Girls showed up in my classroom, hung-over, beaten up, coming off a high. Another two week relationship with the man of their dreams was over. They were raped the night before. They strolled into my classroom looking for comfort and safety. They needed to be surrounded by love and support. They needed to talk. Some days, we didn't achieve our curricular goals. Some days, we didn't achieve any goals. I was all about the books when I started, but soon came to realize that we needed to get these girls healthy, physically, mentally, socially, emotionally.
There were days where all I wanted, was for those girls to walk through the door. That's it. I worked hard, along with my other team members, to get these girls in a healthy place. We worked hard to alleviate the pain that they had experienced, some since birth. They have been neglected, used, abused and thought of as objects.
This brings me to my point. We are in no place to judge others. We are in no place to make the comment that suicide is selfish. We don't know the details of somebody's life journey. It doesn't matter if you have all of the money in the world. It doesn't matter if you make jokes for a living. It doesn't matter if you are surrounded by people who love you. Mental illness is your battle. The battle in your mind. When you have suicidal thoughts, you are not in the mind set where you are thinking about those around you. You are not in a position where you will understand the pain and agony that you will cause your family and friends. In your mind, you are feeling so helpless and hopeless and you have told yourself that it will never get better. This is your life, the struggles, the demons, the feeling of total despair. You are not thinking about tomorrow. You are not focusing on the future. You are in the moment, and in that moment, there is no way out. There is no convincing yourself that tomorrow may be better. You know that there is a stigma attached to mental illnesses. There is no help.

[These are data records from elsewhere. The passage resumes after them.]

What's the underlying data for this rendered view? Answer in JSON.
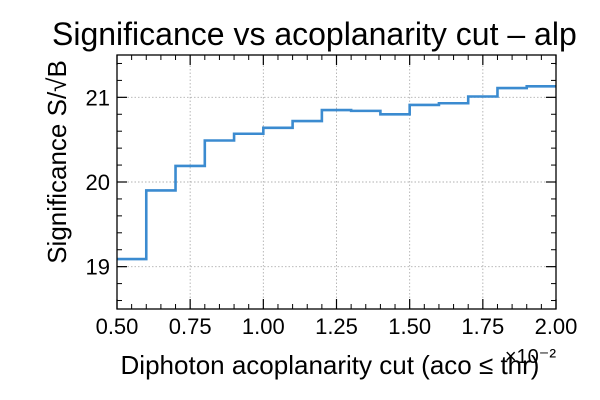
{
  "chart_data": {
    "type": "line",
    "step": "post",
    "title": "Significance vs acoplanarity cut – alp",
    "xlabel": "Diphoton acoplanarity cut (aco ≤ thr)",
    "ylabel": "Significance S/√B",
    "x_offset_label": "×10⁻²",
    "xlim": [
      0.5,
      2.0
    ],
    "ylim": [
      18.5,
      21.5
    ],
    "x_ticks": [
      "0.50",
      "0.75",
      "1.00",
      "1.25",
      "1.50",
      "1.75",
      "2.00"
    ],
    "x_tick_values": [
      0.5,
      0.75,
      1.0,
      1.25,
      1.5,
      1.75,
      2.0
    ],
    "y_ticks": [
      "19",
      "20",
      "21"
    ],
    "y_tick_values": [
      19,
      20,
      21
    ],
    "grid": true,
    "color": "#3b8bd0",
    "series": [
      {
        "x": [
          0.5,
          0.6,
          0.7,
          0.8,
          0.9,
          1.0,
          1.1,
          1.2,
          1.3,
          1.4,
          1.5,
          1.6,
          1.7,
          1.8,
          1.9
        ],
        "y": [
          19.09,
          19.9,
          20.19,
          20.49,
          20.57,
          20.64,
          20.72,
          20.85,
          20.84,
          20.8,
          20.91,
          20.93,
          21.01,
          21.11,
          21.13
        ]
      }
    ]
  }
}
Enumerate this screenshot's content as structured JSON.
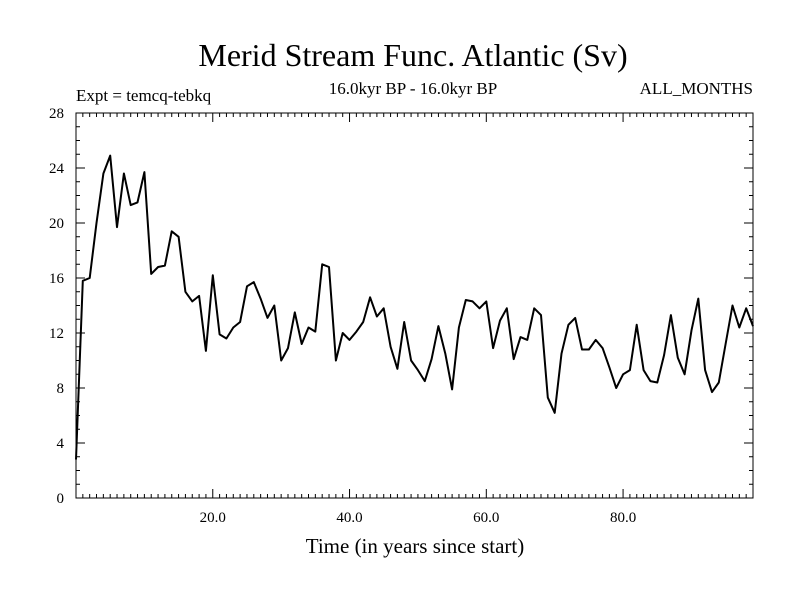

We all look for some sort of explanation. We all look for the reasons. We all make the comments that we never saw this coming.
I have kept in touch with several of my former students and have watched some of them walk across the stage. They got help. They accepted help. They had a support system that never gave up on them, a support system that made sure that they talked, no judgement was passed. There are signs. There are behaviours. We need to educate the world. We need to change how so many view mental illness. Reach out.
What I hope for, is that the world realizes that mental illness is not a form of weakness. It is not something that should be swept under the rug. It is not something that we should avoid. All of us have been depressed to some degree and at some point in our lives, or perhaps suffer from other forms of mental illness. You know that it was the worst feeling that you have ever experienced.
It is time that we talk about it. It's time to get rid of the stigma surrounding mental illness. We need to make it a collective priority. It's time.